Park City Mayor Nann Worel, Public Utilities Director Clint McAffee and members of the city council (along with the help of little ones) cut the ribbon on the 3Kings Water Treatment Plant Monday.
Parker Malatesta
Park City Mayor Nann Worel, Public Utilities Director Clint McAffee, Summit County Council Chair Malena Stevens and members of the Park City Council (along with the help of little ones) cut the ribbon on the 3Kings Water Treatment Plant Monday.

Park City leaders cut the ribbon on the largest infrastructure project in city history Monday.

About 200 Parkites got a first look inside the new 3Kings Water Treatment Plant at an open house with the mayor and city council members Monday afternoon.

Some 10 years in the making, the plant can churn out over 7 million gallons of water per day. According to Park City Public Utilities Director Clint McAffee, that’s an amount that serves around 90% of peak day demand in the summertime.

The project, which cost over $100 million, replaces the Spiro Water Treatment Plant. Park City also has a water treatment facility in Quinn’s Junction.

3Kings treats water from the Judge tunnel above Main Street along with the Spiro tunnel off Three Kings Drive. The plant also receives and distributes water from Rockport Reservoir according to McAffee.

“About 50% of Park City’s water comes from water draining from historic mining tunnels,” McAffee said. “Which contain the very metals and some bonus metals that the miners of the past were seeking for fortune. In 2010 Park City was realizing the impacts of relying on these sources with alarming urgency. On numerous occasions, water served in our community was turning brown - the drinking water was - and for short times had metal concentrations above drinking water limits.”

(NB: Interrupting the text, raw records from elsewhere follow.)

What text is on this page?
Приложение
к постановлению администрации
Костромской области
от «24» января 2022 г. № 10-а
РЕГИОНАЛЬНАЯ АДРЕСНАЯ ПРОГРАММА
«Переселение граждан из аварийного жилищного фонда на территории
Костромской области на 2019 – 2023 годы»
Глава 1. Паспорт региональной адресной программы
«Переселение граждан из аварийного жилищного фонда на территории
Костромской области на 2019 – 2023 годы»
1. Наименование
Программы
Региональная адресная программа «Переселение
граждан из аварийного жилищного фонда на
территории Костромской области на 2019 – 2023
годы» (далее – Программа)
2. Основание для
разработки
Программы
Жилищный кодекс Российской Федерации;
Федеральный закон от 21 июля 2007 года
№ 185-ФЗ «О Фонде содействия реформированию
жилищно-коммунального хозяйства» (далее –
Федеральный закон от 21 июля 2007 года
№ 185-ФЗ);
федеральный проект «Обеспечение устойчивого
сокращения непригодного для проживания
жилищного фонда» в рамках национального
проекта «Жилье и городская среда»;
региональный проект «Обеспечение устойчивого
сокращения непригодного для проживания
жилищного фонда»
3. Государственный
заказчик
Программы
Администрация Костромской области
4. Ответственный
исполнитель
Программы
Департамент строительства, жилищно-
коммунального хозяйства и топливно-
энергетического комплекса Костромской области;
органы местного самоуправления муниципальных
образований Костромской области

The Utah Department of Environmental Quality stepped in to work with the city to reach compliance and develop the plan for the 3Kings plant. Kim Shelley, executive director of the state agency, spoke about the partnership at Monday’s event.

“There were many hours of meetings,” Shelley said. “Hundreds of hours of technical discussions, and discussions where we prioritized the needs of the community and the regulatory needs that the state of Utah has mandated, and really grateful that we were able to work together to develop an agreement that addressed the concerns that were protective of human health and the environment, but also considered the financial impact of the community. This is a precedent setting agreement that allowed the time to develop a comprehensive plan and achieve regulatory compliance.”

Park City resident John Parker, who attended Monday’s open house, said he’ll leave water quality to the experts.

“It took longer than I thought, spent more than I thought, but if it does the job that it’s supposed to, I guess it was well worth it,” Parker said. “It’s really a beautiful facility.”

3Kings began pumping drinking water to Park City homes in May after state regulators signed off on its operating permit.